Tonight we went to Tivoli. It is a magical place at night with tiny ponds, fountains, retro games, and thousands of tiny lights. Once again it's an example of how Copenhagen has one foot in the past, but looks forward to the future. There are sleek roller coasters and an airplane ride that looks positively terrifying just to watch as it tosses and turns its screaming passengers about.  Yet there are rides that are probably from the 40s and children are enjoying them just as much today.  There are wooden boats, small Ferris wheels that look like a hot air balloon is over each seat, and merry-go-rounds with giraffes and elephants.

We played an old horse racing game where the horses move depending on which slot you throw balls into. Dave is very good at it and won a tiny teddy bear. Walking back to our hotel we both agreed, Copenhagen is a great city and we hope to return again soon.

A Day of Visiting Statues

Statues,  statues, and more statues. This could be the theme of our day in Copenhagen today.   We started out in what appeared to be a little known exhibition called The Lapidarium of the Kings. The concept of the exhibit is that over the centuries Danish kings used sculptures in public spaces, gardens, palaces, and castles to show power.  Within 50-350 years outside though, statues fall into serious disrepair. Why then do statues sometimes look so perfect? This museum housed in what was once Christian the IV' brewery gave us a glimpse into the world that is statue restoration.

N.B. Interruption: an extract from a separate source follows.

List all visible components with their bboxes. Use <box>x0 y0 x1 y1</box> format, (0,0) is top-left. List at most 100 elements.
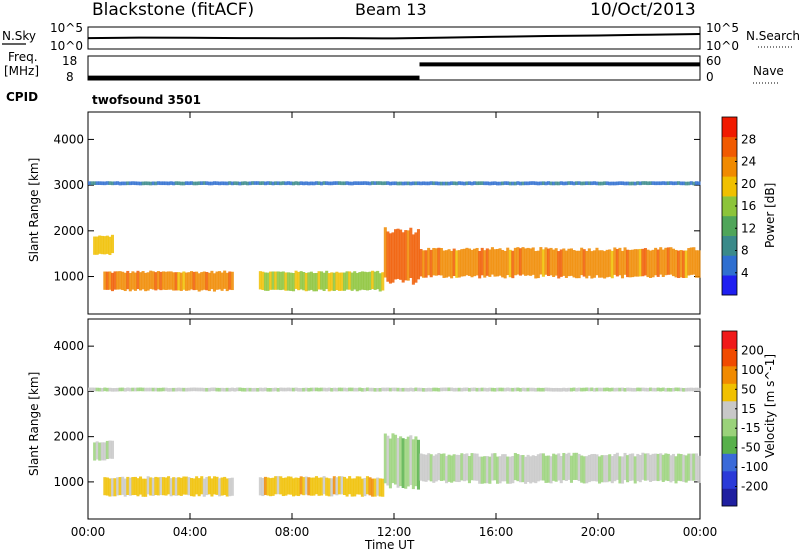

This is a new exhibition and we had almost the whole place to ourselves.  Walking over old sandy cobblestones, we found ourselves in what might be a sculptor's restoration studio. Each room, some quite musty, had a theme whether it was fruit facades, horse statues, or statues of people. We learned that to restore them, they are covered in silicone and a plaster cast is made. Then the stone cutter goes to work. There was an excellent video to explain it all, but it was in Danish with no subtitles.

Next we saw an exhibit called April 9 which told about the invasion of Germany during WWII at 4:00am. The Danish were overwhelmed and surrendered in four hours. It was just a small exhibit with mostly guns and uniforms, but there was a huge searchlight on display.

The last time we were in Copenhagen we visited the  Ny Carleberg Glyptotek. It's a museum with artifacts from ancient Egypt and Rome as well as a few beautiful paintings by Van Gogh and Monet.

My favorite was a painting by Van Gogh that showed a wheat field in Saint Remy in France. The colors were stunning.

When  we first walked in, though, there was room after room of more statues.  I noticed that most of the busts, and there were hundreds, did not have a nose.  They actually had a display of noses behind glass to explain that originally artists restored the noses, but people complained the busts were no longer authentic so they took them off.  The Egyptian section was amazing. To get to the section of Egyptian funerary art, you descend a dimly lit stairway into a small room with mummies and artifacts found in tombs.

Lunch today was in the museum. In the Danish tradition, sandwiches were made with brown bread and were open face. Delicious! The cafe is overlooking an atrium decorated with palm trees and a fish pond. 

I spotted a gift shop near our hotel called Hans Christian Anderson. As I was admiring the bright red and blue wooden soldiers in their miniature sentries and some lovely wooden ducks wearing brightly painted Cath Kidston style rain boots with polka dots, I saw a man dressed in a dark suit wearing a top hat ready to read a book. He turned his head toward me so I scurried out of the store to avoid being trapped at story hour.  On the way out I glanced back in the window and laughed to myself. It was an automated mannequin.

Tonight was a laundry night. We hiked about 20 minutes to find the launderette and thank goodness there was someone else there who could explain the process of getting soap, and operating the washer and dryer all from a central control panel with directions in Danish. It's late now, but back at the hotel people are strolling down the walkway on the water's edge to see the Little Mermaid. It's another statue and this one we'll see tomorrow!